Si les premières présentations et démarches sont timides, on se rend rapidement compte qu’il suffit qu’une femme ait le courage de montrer l’exemple pour que les autres suivent le pas. On contemple avec émotion, l’inspiration qu’elles génèrent entre elles. Chacune d’entre elles devient un modèle, ainsi qu’une source de dépassement de soi pour toutes les autres.

Chaque protagoniste nous explique en quoi ce Pad Project a changé leurs vies.
Globalement, c’est socialement que les répercussions sont les plus flagrantes. Rekha se dit fière d’avoir gagné le respect de son mari. Sneha et Suman se sont découvert des forces intérieures insoupçonnées.

Au-delà d’un patriarcat que l’on pourrait dénoncer, d’une pseudo culture qui serait en totale défaveur des femmes, il y a selon moi un problème crucial : le manque de communication.

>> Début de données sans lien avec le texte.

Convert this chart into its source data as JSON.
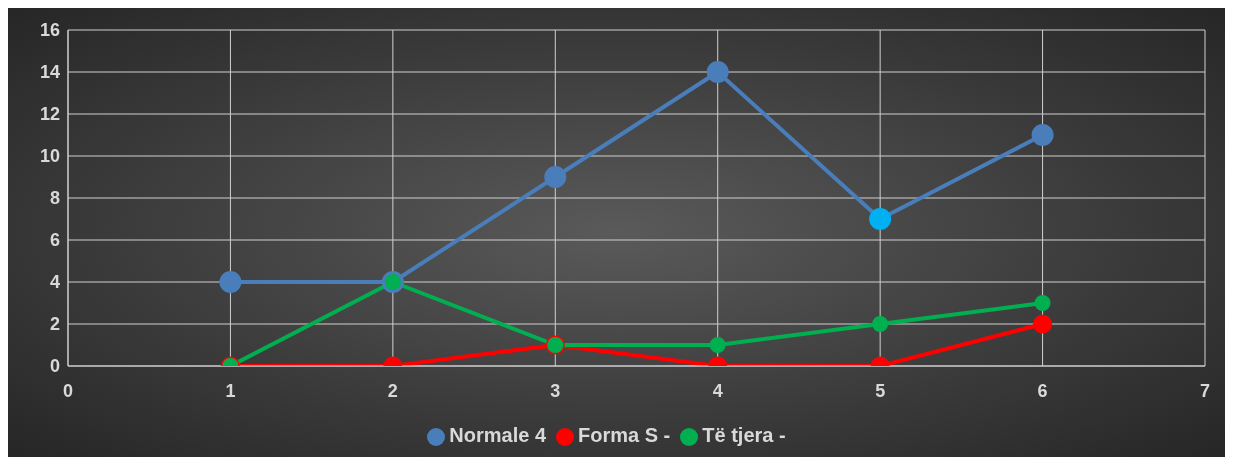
{
  "chart_data": {
    "type": "line",
    "x": [
      1,
      2,
      3,
      4,
      5,
      6
    ],
    "series": [
      {
        "name": "Normale 4",
        "color": "#4a7ebb",
        "colors": [
          "#4a7ebb",
          "#4a7ebb",
          "#4a7ebb",
          "#4a7ebb",
          "#00b0f0",
          "#4a7ebb"
        ],
        "values": [
          4,
          4,
          9,
          14,
          7,
          11
        ]
      },
      {
        "name": "Forma S -",
        "color": "#ff0000",
        "values": [
          0,
          0,
          1,
          0,
          0,
          2
        ]
      },
      {
        "name": "Të tjera -",
        "color": "#00b050",
        "values": [
          0,
          4,
          1,
          1,
          2,
          3
        ]
      }
    ],
    "xlim": [
      0,
      7
    ],
    "xticks": [
      0,
      1,
      2,
      3,
      4,
      5,
      6,
      7
    ],
    "ylim": [
      0,
      16
    ],
    "yticks": [
      0,
      2,
      4,
      6,
      8,
      10,
      12,
      14,
      16
    ],
    "grid": true,
    "legend": "bottom",
    "marker": "circle",
    "line_style": "solid"
  }
}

Je ne crois pas que l’on puisse entièrement blâmer les hommes ou le système de la société indienne. Premièrement parce que ces deux entités sont loin de tout expliquer, deuxièmement parce que je déteste cet extrémisme décrivant les hommes comme des prédateurs régis par des pulsions (souvent « animales ») ; et en dernier lieu parce que c’est négliger le rôle des femmes dans leur combat pour leurs droits et libertés.

Cette petite entreprise de fabrication de serviettes hygiéniques est dans un premier temps dissimulée aux hommes du village. On leur fait croire qu’il s’agit d’une fabrique de couches pour enfants. Mais une fois celle-ci révélée et assumée au grand jour, justement parce que les femmes ont su mettre des mots sur leurs maux, et parce qu’elles sont fières de cette activité, on constate que les individus masculins s’intéressent de près à celle-ci. Ils cherchent à comprendre comment cela fonctionne, ils contribuent même à la fabrication de ces protections féminines. L’instant est poignant.

Quel bonheur de voir des femmes entreprendre, s’inspirer les unes les autres, se soutenir, briser des tabous, se battre pour des libertés loin d’être acquises.

Period. End of Sentence est une bonne piqûre de rappel concernant les notions fondamentales qui nous composent depuis notre naissance : nous naissons TOUTES et TOUS libres et égaux en droits. Sur le papier, c’est établi. Pourtant la réalité est toute autre.
Il ne faut jamais cesser de les défendre et de faire entendre nos voix afin que ces dernières perdurent. Ce sont des combats de femmes ET d’hommes. Les uns ne fonctionnent pas sans les autres.

Vingt-six belles minutes. Loin d’être parfaites. Mais chacune pleine d’espoir.

« La créature la plus forte créée par Dieu n’est pas le lion, ni l’éléphant, ni le tigre ; mais la fille. »

Arunachalam Muruganantham

[1Descriptif du projet ici : The Pad Project.

[2J’entends ici, plus globalement, une véritable réflexion sur la condition des femmes indiennes.